Furthermore, Franzen converted some species into subspecies, namely P. magnum girondicum, P. magnum stehlini, P. medium suevicum, and P. medium euzetense. In addition, he named the following subspecies that he named in his thesis: P. castrense robiacense, P. crassum robustum, P. curtum villerealense, P. curtum frohnstettense, P. muehlbergi praecursum, and P. duvali priscum. Not all species within Palaeotherium have any recognized subspecies in them. He also erected P. pomeli using fossils from a locality in Castres and reclassified "Plagiolophus" siderolithicum into Palaeotherium.

In 1975, Spanish palaeontologist María Lourdes Casanovas-Cladellas erected the species P. crusafonti from a left maxilla with dentition from the Spanish site of Roc de Santa. In her 1975 thesis, Casanovas-Cladellas explained that the etymology of the species name was in honor of Spanish palaeontologist Miquel Crusafont i Pairó. In 1980, both she and José-Vicente Santafé-Llopis established the second Iberian species P. franzeni, taking into account morphological differences of the dental fossils from the Spanish municipality of Sossís.

Palaeontologist Pierre Dedieu established the lophiodont genus Paralophiodon in 1977, reassigning "L." buxowillanum into the newer taxon.

In 1985, the French palaeontologist Jean-Albert Remy named a subspecies P. muehlbergi thaleri in honor of fellow palaeontologist Louis Thaler, having documented that its fossils were from the commune of Saint-Étienne-de-l'Olm and that both the holotype and paratype each consist of a skull with a mandible.

In 1991, Casanovas-Cladellas and Santafé-Llopis erected P. llamaquiquense from partial jaw material from the Spanish locality of Llamaquique in the city of Oviedo, where the name derived from.

The next year in 1992, Remy proposed the creation of two subgenera of Palaeotherium based on cranial characteristics.

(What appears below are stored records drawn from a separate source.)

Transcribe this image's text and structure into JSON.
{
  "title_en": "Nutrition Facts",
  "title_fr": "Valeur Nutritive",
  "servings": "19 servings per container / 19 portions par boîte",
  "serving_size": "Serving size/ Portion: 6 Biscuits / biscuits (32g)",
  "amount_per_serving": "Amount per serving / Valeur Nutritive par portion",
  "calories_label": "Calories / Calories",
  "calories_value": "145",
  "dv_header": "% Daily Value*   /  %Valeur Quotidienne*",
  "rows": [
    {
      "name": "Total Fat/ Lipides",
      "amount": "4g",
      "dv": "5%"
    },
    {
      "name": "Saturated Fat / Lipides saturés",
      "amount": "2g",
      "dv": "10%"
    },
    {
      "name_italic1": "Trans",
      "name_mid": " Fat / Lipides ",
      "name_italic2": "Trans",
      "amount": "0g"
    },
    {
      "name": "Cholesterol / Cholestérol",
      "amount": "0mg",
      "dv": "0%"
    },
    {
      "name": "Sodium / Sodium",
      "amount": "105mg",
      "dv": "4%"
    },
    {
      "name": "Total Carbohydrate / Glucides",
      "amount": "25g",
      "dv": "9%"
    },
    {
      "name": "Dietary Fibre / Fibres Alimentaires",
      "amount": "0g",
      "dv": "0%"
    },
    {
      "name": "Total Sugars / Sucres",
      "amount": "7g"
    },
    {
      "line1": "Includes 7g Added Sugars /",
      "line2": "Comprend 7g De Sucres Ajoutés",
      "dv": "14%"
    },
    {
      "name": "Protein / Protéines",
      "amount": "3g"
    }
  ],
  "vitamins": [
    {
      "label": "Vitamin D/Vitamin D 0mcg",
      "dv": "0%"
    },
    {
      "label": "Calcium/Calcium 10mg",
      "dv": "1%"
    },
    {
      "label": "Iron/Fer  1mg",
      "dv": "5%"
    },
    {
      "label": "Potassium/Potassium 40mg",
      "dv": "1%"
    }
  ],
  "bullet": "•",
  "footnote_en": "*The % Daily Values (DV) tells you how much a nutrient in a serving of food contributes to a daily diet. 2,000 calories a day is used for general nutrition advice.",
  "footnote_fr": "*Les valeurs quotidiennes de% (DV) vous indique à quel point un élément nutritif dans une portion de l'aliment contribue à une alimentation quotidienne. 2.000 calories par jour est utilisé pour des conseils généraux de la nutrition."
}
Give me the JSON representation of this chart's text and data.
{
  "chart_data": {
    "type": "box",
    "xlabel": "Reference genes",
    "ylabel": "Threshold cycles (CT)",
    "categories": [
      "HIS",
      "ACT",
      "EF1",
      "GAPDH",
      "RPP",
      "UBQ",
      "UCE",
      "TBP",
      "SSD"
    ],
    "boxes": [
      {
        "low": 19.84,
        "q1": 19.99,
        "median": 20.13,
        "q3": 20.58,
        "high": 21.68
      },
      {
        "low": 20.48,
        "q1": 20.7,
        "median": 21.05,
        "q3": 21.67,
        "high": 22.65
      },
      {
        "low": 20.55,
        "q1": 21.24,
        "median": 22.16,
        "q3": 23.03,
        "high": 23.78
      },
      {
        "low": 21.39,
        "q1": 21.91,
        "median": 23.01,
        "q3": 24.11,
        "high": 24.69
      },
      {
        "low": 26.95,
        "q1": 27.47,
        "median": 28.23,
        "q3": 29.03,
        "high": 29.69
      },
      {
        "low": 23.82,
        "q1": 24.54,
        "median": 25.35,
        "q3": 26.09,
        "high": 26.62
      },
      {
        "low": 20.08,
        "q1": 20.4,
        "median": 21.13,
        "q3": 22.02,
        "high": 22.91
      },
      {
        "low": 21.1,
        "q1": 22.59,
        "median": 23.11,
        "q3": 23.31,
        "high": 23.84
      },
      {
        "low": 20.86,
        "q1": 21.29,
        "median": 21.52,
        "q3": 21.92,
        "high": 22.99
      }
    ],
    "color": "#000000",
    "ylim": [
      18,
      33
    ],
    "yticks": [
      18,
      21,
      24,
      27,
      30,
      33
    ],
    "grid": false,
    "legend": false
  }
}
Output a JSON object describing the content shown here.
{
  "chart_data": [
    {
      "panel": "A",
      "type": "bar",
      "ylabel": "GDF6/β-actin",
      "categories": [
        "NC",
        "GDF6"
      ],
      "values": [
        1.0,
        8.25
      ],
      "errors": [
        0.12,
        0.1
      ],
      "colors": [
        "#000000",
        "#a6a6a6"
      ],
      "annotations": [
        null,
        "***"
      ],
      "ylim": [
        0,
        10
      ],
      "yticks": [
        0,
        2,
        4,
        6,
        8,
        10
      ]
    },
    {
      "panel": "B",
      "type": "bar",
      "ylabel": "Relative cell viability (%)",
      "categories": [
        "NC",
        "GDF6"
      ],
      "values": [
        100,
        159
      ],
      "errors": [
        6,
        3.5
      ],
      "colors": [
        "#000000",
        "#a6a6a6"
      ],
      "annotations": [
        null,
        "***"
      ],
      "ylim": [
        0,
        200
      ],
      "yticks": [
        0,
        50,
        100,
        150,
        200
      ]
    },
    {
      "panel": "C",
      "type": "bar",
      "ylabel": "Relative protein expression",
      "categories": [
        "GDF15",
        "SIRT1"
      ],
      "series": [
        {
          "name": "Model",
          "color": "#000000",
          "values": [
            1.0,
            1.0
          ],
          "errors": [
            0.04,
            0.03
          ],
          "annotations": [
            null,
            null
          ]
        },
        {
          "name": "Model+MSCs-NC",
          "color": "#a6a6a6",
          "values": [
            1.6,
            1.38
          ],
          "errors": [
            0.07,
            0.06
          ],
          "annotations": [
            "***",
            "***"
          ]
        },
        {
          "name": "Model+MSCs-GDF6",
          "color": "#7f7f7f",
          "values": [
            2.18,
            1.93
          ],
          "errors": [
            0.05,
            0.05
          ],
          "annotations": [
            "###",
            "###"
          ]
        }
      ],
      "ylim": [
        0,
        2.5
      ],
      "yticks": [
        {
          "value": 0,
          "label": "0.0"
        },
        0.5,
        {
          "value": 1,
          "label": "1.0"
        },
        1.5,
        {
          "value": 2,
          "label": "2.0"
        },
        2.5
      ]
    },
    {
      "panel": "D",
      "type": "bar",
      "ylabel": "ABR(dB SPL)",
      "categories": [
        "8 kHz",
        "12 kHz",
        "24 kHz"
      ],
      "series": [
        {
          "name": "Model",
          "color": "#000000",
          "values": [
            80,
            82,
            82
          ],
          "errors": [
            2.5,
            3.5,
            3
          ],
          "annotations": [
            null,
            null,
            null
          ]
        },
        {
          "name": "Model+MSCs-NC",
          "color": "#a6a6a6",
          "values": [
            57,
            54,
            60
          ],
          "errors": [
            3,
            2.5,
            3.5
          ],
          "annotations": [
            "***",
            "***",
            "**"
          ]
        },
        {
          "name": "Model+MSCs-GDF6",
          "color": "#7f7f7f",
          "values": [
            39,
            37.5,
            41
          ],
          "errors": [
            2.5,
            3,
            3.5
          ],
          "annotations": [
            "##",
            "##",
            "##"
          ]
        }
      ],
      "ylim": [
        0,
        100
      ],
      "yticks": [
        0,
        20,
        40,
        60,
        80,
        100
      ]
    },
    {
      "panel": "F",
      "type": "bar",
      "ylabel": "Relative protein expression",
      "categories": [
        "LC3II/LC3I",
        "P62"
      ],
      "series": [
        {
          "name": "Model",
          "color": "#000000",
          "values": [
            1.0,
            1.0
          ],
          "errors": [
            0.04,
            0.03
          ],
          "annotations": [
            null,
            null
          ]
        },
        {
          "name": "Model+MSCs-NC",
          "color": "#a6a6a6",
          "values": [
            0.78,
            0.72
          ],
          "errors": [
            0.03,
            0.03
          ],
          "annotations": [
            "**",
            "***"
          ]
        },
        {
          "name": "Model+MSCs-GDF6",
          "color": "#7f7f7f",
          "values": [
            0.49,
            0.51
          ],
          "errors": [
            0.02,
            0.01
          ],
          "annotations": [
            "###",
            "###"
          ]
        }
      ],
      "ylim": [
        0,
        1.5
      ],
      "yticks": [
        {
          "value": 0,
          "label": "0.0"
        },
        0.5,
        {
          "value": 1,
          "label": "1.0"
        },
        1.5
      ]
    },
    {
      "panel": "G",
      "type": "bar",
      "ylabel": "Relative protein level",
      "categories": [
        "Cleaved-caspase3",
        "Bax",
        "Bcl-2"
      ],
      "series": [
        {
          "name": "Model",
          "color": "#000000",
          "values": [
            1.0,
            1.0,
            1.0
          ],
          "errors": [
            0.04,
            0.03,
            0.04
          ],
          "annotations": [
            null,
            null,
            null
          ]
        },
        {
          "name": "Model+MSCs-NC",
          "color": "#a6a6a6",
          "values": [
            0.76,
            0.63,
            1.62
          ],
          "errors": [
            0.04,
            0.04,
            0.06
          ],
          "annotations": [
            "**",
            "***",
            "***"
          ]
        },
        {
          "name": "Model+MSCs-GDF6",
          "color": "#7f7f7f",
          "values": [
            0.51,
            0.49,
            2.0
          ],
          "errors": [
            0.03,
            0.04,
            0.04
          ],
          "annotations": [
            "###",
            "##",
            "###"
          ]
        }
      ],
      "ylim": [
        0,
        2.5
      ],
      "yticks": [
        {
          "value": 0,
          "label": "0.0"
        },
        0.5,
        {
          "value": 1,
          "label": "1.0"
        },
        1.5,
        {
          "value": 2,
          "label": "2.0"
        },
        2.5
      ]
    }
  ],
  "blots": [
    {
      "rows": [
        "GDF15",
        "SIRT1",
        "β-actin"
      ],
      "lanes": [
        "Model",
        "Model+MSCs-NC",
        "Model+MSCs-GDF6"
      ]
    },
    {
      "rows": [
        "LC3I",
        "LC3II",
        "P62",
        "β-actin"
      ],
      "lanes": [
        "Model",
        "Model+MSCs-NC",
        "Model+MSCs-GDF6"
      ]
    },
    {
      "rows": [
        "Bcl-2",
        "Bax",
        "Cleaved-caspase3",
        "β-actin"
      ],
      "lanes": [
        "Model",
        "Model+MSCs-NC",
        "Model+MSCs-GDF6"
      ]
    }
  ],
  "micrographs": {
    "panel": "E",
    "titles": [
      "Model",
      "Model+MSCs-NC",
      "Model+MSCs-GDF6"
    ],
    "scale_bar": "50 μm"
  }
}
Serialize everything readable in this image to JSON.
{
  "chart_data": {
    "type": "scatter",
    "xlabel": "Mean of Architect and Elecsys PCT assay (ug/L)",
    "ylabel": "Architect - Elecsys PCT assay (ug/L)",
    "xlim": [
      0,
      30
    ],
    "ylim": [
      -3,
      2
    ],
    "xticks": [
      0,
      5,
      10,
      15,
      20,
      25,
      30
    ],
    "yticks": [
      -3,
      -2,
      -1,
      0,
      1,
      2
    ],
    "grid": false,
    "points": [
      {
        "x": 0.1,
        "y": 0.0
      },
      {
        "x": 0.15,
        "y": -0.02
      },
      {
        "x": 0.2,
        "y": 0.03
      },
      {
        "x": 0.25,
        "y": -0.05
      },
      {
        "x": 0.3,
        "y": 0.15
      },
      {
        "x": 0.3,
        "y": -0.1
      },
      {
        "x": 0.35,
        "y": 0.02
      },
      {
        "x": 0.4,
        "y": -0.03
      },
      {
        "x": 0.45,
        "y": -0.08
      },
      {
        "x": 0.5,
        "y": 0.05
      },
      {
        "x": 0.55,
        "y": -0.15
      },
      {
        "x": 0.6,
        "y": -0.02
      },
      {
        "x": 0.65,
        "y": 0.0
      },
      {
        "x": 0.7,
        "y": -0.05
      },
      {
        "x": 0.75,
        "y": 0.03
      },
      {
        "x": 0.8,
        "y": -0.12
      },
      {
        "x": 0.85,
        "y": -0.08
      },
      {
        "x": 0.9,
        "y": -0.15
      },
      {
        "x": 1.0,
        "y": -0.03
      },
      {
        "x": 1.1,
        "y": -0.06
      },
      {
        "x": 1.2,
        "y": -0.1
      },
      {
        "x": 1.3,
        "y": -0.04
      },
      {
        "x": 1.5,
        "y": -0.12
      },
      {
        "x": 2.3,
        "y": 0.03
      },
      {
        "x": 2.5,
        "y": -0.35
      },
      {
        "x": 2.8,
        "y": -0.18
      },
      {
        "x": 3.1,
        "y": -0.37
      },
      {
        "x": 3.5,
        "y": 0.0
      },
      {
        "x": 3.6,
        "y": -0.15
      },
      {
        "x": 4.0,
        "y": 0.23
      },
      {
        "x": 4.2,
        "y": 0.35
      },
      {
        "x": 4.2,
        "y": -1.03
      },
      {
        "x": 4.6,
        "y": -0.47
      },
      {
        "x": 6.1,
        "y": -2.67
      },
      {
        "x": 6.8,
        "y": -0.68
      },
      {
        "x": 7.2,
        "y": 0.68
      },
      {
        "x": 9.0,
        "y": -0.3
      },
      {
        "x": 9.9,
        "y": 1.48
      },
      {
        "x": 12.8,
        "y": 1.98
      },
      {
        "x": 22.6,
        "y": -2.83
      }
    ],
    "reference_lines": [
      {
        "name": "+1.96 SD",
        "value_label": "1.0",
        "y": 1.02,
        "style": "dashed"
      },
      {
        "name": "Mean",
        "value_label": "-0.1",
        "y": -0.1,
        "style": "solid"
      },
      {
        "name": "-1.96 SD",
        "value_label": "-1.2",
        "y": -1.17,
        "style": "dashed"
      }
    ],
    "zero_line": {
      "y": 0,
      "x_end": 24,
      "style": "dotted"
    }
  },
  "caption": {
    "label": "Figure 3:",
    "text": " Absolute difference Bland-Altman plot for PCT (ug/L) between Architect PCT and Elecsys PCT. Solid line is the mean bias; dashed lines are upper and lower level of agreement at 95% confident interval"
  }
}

The first subgenus he listed was Palaeotherium, which includes the type species P. magnum along with P. medium, P. crassum, P. curtum, P. castrense, P. siderolithicum, and P. muehlbergi. The second subgenus name that he proposed was Franzenitherium, which includes the type species P. lautricense plus P. duvali and was named in honor of Franzen's review of Palaeotherium.

The Spanish palaeontologist Miguel Ángel Cuesta Ruiz-Colmenares established the species P. giganteum using dentition from the Mazaterón site in the Duero Basin in 1993, considering it to be the largest species of Palaeotherium known.

In 1998, Casanovas-Cladellas et al. formally recognized P. crassum sossissense from a fragmented right maxilla with dentition from Sossís in Spain. They also invalidated the previously named P. franzeni due to reassigning the material to P. magnum stehlini.